Genetic analysis of mesangial matrix expansion in aging mice and identification of Far2 as a candidate gene

Abstract

Aging of the kidney is associated with renal damage, in particular mesangial matrix expansion (MME). Identifying the genes involved in this process will help to unravel the mechanisms of aging and aid in the design of novel therapeutic modalities aimed at prevention and regression. In this study, structural changes in glomeruli of 24 inbred mouse strains were characterized in male mice at 6, 12, and 20 months of age. Haplotype association mapping was used to determine genetic loci associated with the presence of MME at 20 months. This analysis identified a significant association with a 200-kb haplotype block on chromosome 6 containing Far2. Sequencing revealed that mouse strains with MME contain a 9-bp sequence in the 5' untranslated region of Far2 that is absent in most of the strains without MME. Real-time PCR showed a two-fold increase in the expression of Far2 in the kidneys of strains with the insert, and subsequent experiments performed in vitro with luciferase reporter vectors showed that this sequence difference causes differential expression of Far2. Overexpression of Far2 in a mouse mesangial cell line induced upregulation of platelet activating factor and the fibrotic marker TGF-β. This upregulation of MME-promoting factors may result, in part, from the FAR2-catalyzed reduction of fatty acyl-coenzyme A to fatty alcohols, which are possible precursors of platelet activating factor.
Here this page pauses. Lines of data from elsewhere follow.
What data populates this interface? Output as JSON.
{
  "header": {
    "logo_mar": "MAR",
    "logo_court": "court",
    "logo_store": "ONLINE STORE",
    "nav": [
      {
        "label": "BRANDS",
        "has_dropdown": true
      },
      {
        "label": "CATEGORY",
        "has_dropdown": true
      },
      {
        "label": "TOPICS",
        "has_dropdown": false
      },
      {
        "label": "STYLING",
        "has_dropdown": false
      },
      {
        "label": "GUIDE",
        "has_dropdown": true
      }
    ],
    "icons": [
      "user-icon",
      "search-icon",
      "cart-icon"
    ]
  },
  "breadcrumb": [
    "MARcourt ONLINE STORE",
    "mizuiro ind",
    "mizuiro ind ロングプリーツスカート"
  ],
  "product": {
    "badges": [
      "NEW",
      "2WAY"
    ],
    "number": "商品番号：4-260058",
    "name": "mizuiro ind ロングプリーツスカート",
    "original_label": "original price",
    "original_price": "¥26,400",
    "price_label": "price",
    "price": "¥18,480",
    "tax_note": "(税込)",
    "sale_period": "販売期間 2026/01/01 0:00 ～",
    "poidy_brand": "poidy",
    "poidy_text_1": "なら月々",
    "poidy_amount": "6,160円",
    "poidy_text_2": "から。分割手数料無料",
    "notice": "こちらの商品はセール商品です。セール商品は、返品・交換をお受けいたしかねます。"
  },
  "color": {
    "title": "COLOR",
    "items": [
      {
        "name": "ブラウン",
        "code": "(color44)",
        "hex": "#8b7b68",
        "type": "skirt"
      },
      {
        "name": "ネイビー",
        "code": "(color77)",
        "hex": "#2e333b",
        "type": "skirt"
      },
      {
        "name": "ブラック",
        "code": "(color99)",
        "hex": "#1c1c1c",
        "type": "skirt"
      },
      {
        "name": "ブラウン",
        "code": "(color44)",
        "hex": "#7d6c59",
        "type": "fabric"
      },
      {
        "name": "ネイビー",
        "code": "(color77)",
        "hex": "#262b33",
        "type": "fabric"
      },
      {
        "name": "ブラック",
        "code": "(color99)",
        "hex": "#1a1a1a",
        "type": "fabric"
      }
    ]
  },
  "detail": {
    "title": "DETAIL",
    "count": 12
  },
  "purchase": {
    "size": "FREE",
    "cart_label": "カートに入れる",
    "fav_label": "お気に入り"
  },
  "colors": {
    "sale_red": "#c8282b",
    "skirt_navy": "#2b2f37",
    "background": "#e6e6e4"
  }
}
Overall, these data suggest the identification of a novel pathway involved in renal aging that may yield therapeutic targets for reducing MME.

Figure 1.

Periodic acid-Schiff staining reveals MME in NZW/LacJ, KK, and SM mice but not in LP/J, SWR, and WSB mice at 20 months of age. (A–C) Glomerulus of a 20-month-old male mouse without MME, LP/J (A), SWR (B), and WSB (C). (D-F) Glomerulus of a male NZW/LacJ (D), KK (E), and SM (F) mouse with MME. Broadened mesangium (arrow). Original magnification, ×200.

Figure 2.

Strain and age-dependent increase in matrix accumulation. For each strain the mean percentage and SD of affected glomeruli are shown at 20 (gray bar), 12 (white bar), and 6 (black bar) months of age. Scoring at a younger time point was performed only if the threshold of 10% was reached at the 20-month time point. At each time point, n=6, except for P at 12 months (n=3). The results represent the mean ± SD.

Figure 3.

Genome-wide scan for MME. The significant threshold was set to P<10⁻⁶.

Figure 4.

Association and expression of Far2. (A) The haplotype block between rs32310749 and rs30560187 is associated with MME. The only gene found in this region is Far2. The 9-bp sequence CTCGAGTGC is absent in 7 of 11 strains without MME. (B) Far2 expression levels correlate with MME. The results represent the mean ± SEM. Comparing all animals (regardless of strain) with and without MME using a t test showed a significant difference (P<0.01).

Figure 5.

The 9-bp indel in the promoter region of Far2 influences gene expression. (A) Both alleles of the 5′UTR of Far2 were cloned in front of the luciferase gene of pGL4.10 and co-transfected with 4.73 into MES 13 mesangial cells and NMu3Li liver cells. (B) Relative luciferase expression in the allele with the 9-bp insert is significantly higher compared with the allele without the insert. The results represent the mean ± SEM.

Figure 6.

Far2 overexpression causes upregulation of PAF and TGF-β. PAF protein levels are significantly upregulated in the media of MES-13 cells transfected with pCMV6-Far2 compared with the media of cells transfected with pCMV6 control vector (P<0.05). The expression of TGF-β is also significantly increased in the cells overexpressing Far2 compared with the control (P<0.02). The results represent the mean ± SEM.